A lot of consumers are still wary of the potential hazards that come with reusableplastic water bottles. While many manufacturers are making plastic bottles that do not contain BPA, or bisphenol A, purists are still concerned that the toxic compound may still lurk in hard plastic products and leach into the water they drink. And BPA is still widely used the linings of some metallic cans. Phthalates, or plastic softeners, are also used in some food packaging products.
According to an article in the New York Times, a 2012 survey of more than 4,000 consumers by EcoFocus Worldwide, a research and consulting group, showed that 37 percent were extremely or very concerned about the health and safety of plastics used in water and food packaging as compared to 33 percent just two years ago. And the study reported that in a survey of about 2,600 people, 42 percent said they no longer drink water from plastic bottles or were drinking it less.
Heating any kind of plastic container in a microwave oven, or putting hot liquid into a plastic bottle raises the risk that chemicals used in packaging will get into consumers’ food and drinks. And metal water bottles are not only easier dented, some people are offended by the slight metallic taste they impart.

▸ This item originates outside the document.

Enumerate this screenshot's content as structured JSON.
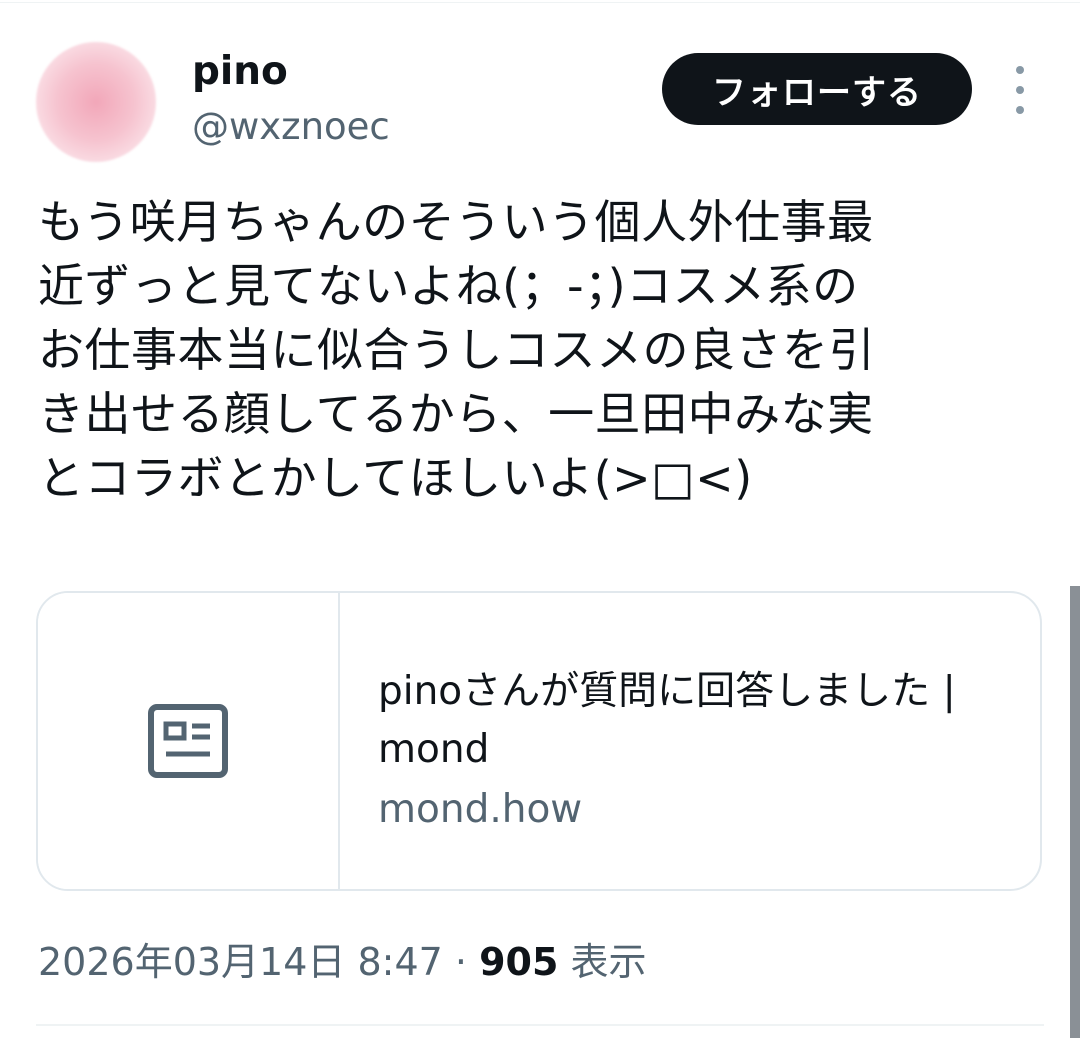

So, reusable glass food and beverage containers are becoming more and more popular, according to the Glass Packaging Institute. The organization says that glass container companies represent a $5.5 billion dollar industry in the U.S., and employ close to 18,000 skilled workers in 50 glass manufacturing plants in 23 states.
Coca-Cola is selling more of its products—including Coca-Cola, Diet Coke, and Sprite—in eight-ounce glass bottles, and S.C. Johnson has developed a line of reusable containers called Ziploc® VersaGlass™ glass storage containers made from tempered glass and can be used to store, heat and serve food. VersaGlass containers can be sued in the microwave and the oven (up to 400ºF) as well as the freezer or refrigerator.
There are several brands of plastic water bottles on the market; most of them use a plastic sleeve to protect the glass from breaking; most of the sleeves have holes that allow the water level inside the bottle to be seen. But when one of these bottles does break, the sleeve does little to stop the glass from cracking or shattering and water from leaking everywhere.
Entrepreneur and scientist Walt Himelstein was determined to develop a coating that stopped water and glass from leaking if the glass broke. After almost two years, Himelstein invented a non-toxic clear, shatter-resistant coating that is also free of BPA. PURE glass bottles are coated with an FED-approved material called Eastman Tritan™, and the inside of the bottles are 100 percent glass. The PURE bottles can be filled with hot or cold beverages and are easy to clean and dishwasher safe.
Right now, consumers can purchase PURE glass bottles in different sizes from the company’s website. Himelstein and his business partner, Marc Heinke, hope to expand sales to retailers such as the yoga gear-maker, Lululemon.